It Takes Two - Elliot Mackle

Ladymol's Review

This book was rec’d to me by someone reading my Brokeback Mountain story. She said I might like it and she was right! This book is wonderful! Not only is it a great, hot love story, but it’s a remarkably interesting historical novel. Set in 1949, in post-war south of America, the story is narrated by Dan, an ex-Navy lieutenant who runs a hotel in Florida. His best buddy is Bud, an ex-marine, a detective on the local force. This is an era of racial segregation in the south, a subject that is handled with shocking authenticity. It’s also an era of extreme, conservative morals. Anything outside the norm of heterosexual marriage was treated with extreme prejudice.

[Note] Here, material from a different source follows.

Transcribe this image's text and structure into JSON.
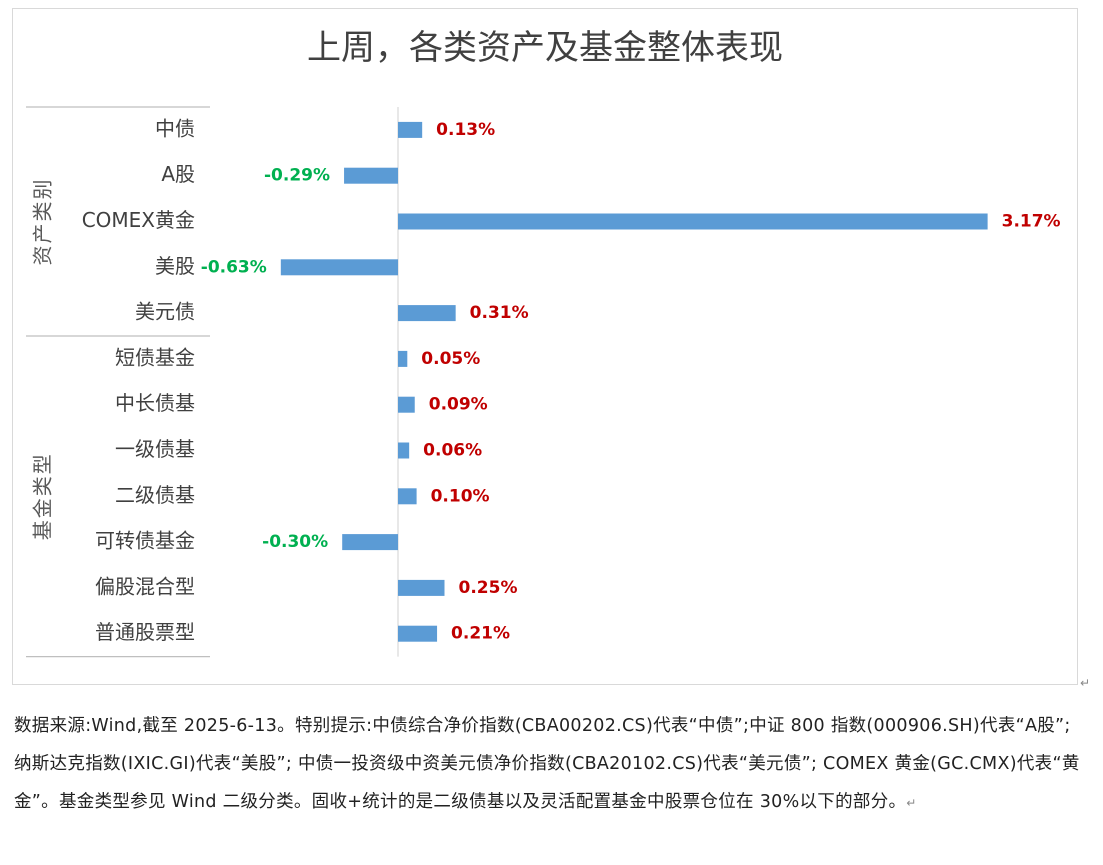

Dan knows exactly what he is. He discovered his sexuality on the USS Indianapolis when he met and fell in love with Mike Rizzo, an ensign assigned to his bunk. Bud, however, is determined to be normal, thinks he’s straight. He’s seeing Slim, a waitress, so what he does with Dan, what he’s obsessed with doing with Dan, is just mixing it up, fooling around, bubby high-jinks.

There’s an amusing cast of characters, refugees from this ghastly moralistic atmosphere. They get drawn to the hotel and find a refuge there with Dan. They know what’s going on between Dan and the tough ex-marine. They’ve all got secrets of their own to protect.

The sex is just great in this book, Bud wanting and needing it, resisting, Dan more and more frustrated. I’ve never read so many euphemisms for man on man sex, but Bud knows them all.

 

Eventually, paralysing fear that they will be discovered leads Bud to break it off with Dan. Dan finds physical comfort in the arms of another man while his heart is breaking. 

It’s a fascinating read aside from this great love story. Racial politics have so radically changed in the States, that it’s hard to believe that this story is set within our lifetimes (well, our parents, anyway). Has the gay repression changed equally? Can you imagine anyone being able to go public and say they didn’t want to see Crash (the racial-themed movie that won the Oscar) because films with blacks in made them cringe? Yet they can say that about films with gay men in. Can you imagine a white actor being asked how they coped with kissing a black one? Yet Heath and Jake got bombarded with dumb questions about how they coped with the gay scenes in Brokeback. I’d say we still have a long way to go.

There are wonderful crossovers to other books or films we’ve reviewed. Dan finds a copy of Kinsey’s report on male sexuality and for the first time finds a name for what he is and discovers that he’s one of 10% of the male population. I was shocked when I watched Kinsey to see just how little heterosexual married couples knew about sex, let alone young men with feelings for other men.

If you like stories about tough straight-acting men who happen to love other men then this is the book for you. Excellent read, highly recommended.